There are things he misses about the mob life, the pumping adrenaline and the high-wire tension of day-to-day life outside the law. It was a man’s world: good men and bad men, killers and thieves, bosses and capos. At one time, men of honor and respect. Later, men considered punks and pretenders by Natale.
This was his world for most of five decades.
“You walk into a room, and you know something’s gonna happen,” he says of those days. “What I see in somebody’s face, what they see and what they’re looking at. Or you’re walking with somebody, and you know in your heart of hearts he wants to kill you. And you’re thinking, ‘I’m gonna kill him as soon as I can.’
“I want
you to understand I’m not a maniac or a mob serial killer. I never touched an innocent person in my life. I never touched a woman, or a child. Or a man trying to make a living for his family. I can say that ’cause that’s what I am. But you fuck with me, you’re gonna have a problem.
“Some men are that way. I was that way. That’s what it is.”
Natale explains what he means with a pop culture reference, quoting from a Quentin Tarantino movie.
“Did you ever see the movie Kill Bill, when David Carradine and Uma Thurman are fighting at the end, and he shoots her with the truth serum, and they’re talking? He says, ‘You know, you’re a born killer, and that’s what you’ll always be.’
“And I’m a killer, too.”
Natale is adamant about one other thing: his story is the one true tale of the rise and fall of the family that he twice swore an oath of lifelong loyalty and silence to serve and protect.

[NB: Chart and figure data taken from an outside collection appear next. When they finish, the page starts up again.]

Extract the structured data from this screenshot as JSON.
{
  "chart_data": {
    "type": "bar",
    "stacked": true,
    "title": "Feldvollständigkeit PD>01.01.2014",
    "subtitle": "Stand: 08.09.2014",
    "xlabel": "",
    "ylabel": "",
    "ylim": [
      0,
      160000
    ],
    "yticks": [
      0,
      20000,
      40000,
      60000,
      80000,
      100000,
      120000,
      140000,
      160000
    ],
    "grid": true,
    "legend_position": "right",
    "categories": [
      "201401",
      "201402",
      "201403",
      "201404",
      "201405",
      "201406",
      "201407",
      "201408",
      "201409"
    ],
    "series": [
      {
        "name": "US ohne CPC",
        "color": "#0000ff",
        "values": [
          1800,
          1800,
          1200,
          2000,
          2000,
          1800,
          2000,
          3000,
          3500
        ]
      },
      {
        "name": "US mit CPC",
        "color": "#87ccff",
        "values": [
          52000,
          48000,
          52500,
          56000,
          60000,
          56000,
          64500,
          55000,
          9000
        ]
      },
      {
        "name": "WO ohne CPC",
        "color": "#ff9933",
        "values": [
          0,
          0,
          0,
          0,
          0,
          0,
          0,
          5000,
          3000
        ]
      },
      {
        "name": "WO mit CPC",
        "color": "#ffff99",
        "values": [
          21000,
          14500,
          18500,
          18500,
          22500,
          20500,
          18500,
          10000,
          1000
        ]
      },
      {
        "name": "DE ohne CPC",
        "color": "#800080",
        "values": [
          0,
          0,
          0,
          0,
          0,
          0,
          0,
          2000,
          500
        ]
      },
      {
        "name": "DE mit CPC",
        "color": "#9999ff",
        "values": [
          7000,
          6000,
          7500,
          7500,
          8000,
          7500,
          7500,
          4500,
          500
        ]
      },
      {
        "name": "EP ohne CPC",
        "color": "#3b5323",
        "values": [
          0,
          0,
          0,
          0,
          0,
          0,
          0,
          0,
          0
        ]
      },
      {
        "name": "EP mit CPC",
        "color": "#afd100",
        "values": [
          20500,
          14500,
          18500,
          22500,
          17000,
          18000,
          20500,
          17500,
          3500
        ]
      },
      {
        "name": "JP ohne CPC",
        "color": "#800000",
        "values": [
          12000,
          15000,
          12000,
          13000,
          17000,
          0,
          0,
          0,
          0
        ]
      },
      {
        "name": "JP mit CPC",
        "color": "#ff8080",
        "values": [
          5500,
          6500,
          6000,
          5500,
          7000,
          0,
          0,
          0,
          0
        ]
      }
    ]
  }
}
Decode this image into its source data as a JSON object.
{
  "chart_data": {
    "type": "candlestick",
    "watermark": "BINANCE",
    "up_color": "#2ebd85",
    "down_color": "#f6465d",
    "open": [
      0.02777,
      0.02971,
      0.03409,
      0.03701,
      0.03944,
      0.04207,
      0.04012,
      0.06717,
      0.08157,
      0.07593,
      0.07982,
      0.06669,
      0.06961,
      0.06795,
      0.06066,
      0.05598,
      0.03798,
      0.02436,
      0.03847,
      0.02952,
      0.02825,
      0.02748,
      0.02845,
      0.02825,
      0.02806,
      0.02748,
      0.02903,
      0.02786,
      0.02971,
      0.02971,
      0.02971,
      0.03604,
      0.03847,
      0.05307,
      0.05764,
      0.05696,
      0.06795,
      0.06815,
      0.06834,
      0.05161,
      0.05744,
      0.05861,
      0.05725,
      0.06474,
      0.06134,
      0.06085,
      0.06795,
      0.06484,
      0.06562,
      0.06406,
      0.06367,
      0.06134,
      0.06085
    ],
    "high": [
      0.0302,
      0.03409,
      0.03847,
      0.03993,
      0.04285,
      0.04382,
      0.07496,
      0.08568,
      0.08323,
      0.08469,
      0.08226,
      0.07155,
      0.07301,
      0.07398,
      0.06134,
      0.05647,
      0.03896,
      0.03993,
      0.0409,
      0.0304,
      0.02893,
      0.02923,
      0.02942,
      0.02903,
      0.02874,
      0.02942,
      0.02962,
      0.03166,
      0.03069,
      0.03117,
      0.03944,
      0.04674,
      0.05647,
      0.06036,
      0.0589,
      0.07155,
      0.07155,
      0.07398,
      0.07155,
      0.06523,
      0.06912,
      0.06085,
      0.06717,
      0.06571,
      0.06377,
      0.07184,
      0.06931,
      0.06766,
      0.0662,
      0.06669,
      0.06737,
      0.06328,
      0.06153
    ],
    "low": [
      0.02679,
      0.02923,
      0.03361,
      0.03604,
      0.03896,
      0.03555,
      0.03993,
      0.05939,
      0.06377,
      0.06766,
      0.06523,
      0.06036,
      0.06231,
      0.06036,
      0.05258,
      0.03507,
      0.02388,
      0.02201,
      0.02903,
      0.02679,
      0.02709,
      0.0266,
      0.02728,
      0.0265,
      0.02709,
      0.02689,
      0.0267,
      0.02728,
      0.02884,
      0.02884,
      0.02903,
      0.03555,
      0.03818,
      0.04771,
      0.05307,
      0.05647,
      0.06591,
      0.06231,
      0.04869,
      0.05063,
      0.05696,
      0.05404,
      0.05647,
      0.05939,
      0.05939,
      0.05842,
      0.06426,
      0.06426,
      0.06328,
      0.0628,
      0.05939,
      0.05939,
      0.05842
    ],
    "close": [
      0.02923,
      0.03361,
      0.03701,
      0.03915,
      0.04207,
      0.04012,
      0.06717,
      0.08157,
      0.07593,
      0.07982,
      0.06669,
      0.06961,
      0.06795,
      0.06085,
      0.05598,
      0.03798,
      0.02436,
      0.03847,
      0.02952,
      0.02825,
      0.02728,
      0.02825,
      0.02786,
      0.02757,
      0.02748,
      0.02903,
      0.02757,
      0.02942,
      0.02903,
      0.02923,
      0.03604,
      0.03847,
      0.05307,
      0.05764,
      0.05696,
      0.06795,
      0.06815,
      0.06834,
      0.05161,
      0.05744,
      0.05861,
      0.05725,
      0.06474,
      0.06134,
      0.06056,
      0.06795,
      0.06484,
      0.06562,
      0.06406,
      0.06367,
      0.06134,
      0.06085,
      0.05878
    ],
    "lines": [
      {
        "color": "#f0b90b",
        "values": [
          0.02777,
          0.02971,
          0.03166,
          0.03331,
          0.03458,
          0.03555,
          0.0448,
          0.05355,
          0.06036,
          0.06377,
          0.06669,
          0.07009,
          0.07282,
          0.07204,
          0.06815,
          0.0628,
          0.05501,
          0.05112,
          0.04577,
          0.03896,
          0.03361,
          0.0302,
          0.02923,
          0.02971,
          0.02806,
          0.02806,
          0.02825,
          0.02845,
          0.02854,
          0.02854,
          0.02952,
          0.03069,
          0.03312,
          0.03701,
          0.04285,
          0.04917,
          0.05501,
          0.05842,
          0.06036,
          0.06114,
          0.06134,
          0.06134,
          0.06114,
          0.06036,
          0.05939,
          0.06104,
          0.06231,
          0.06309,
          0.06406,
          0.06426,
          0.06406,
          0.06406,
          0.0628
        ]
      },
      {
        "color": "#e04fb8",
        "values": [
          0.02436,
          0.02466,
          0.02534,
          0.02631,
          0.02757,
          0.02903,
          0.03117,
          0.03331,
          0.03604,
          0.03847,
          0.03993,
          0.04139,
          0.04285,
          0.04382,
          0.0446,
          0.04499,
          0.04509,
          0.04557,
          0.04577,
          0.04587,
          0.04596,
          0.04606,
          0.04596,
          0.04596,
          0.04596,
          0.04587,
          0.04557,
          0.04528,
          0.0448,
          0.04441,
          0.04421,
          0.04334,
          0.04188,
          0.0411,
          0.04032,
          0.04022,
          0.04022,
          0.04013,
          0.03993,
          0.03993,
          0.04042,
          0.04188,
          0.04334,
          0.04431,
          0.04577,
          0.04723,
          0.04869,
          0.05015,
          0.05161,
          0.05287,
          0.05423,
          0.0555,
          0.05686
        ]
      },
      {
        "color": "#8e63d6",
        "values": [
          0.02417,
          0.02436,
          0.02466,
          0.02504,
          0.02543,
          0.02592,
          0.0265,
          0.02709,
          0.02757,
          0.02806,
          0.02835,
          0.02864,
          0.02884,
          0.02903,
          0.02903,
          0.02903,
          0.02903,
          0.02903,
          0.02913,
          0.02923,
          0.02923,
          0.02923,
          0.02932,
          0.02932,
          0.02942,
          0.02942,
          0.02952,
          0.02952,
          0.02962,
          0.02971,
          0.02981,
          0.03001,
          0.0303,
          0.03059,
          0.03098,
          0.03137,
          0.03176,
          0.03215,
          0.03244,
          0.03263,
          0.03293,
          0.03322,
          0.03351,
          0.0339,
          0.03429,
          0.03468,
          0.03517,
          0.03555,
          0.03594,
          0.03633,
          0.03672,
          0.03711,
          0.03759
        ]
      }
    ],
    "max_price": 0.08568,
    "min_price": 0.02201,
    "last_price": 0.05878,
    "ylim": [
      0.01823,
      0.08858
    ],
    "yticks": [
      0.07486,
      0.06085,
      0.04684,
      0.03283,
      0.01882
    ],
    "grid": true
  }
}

“It’s the real Mafia story—no bullshit,” he declares. “When that guy Mario Puzo wrote The Godfather, he had a lot of friends in different families. They told him little episodes. He wasn’t there, but he finally put it all together.”
And then Ralph Natale starts to speak.
2
KIDS IN PHILLY
Ralph Natale was born hard.
The son of the unforgiving South Philadelphia streets arrived on March 6, 1935, brought home by a tough-guy father and a mother with few maternal instincts in the hard times of the Great Depression. Ralph was the older of two sons born five years apart; his parents were the first generation of their families born in the United States after his four grandparents had emigrated from Italy to the City of Brotherly Love.
His paternal grandparents died two weeks apart during the 1918 flu pandemic that ravaged the city’s Italian neighborhood. An estimated 30 million people died worldwide, with twelve thousand killed in Philadelphia as its tiny morgue was overrun with corpses. People struck by the killer bug were moved from their beds into wooden coffins even before taking their last breaths as the disease spread.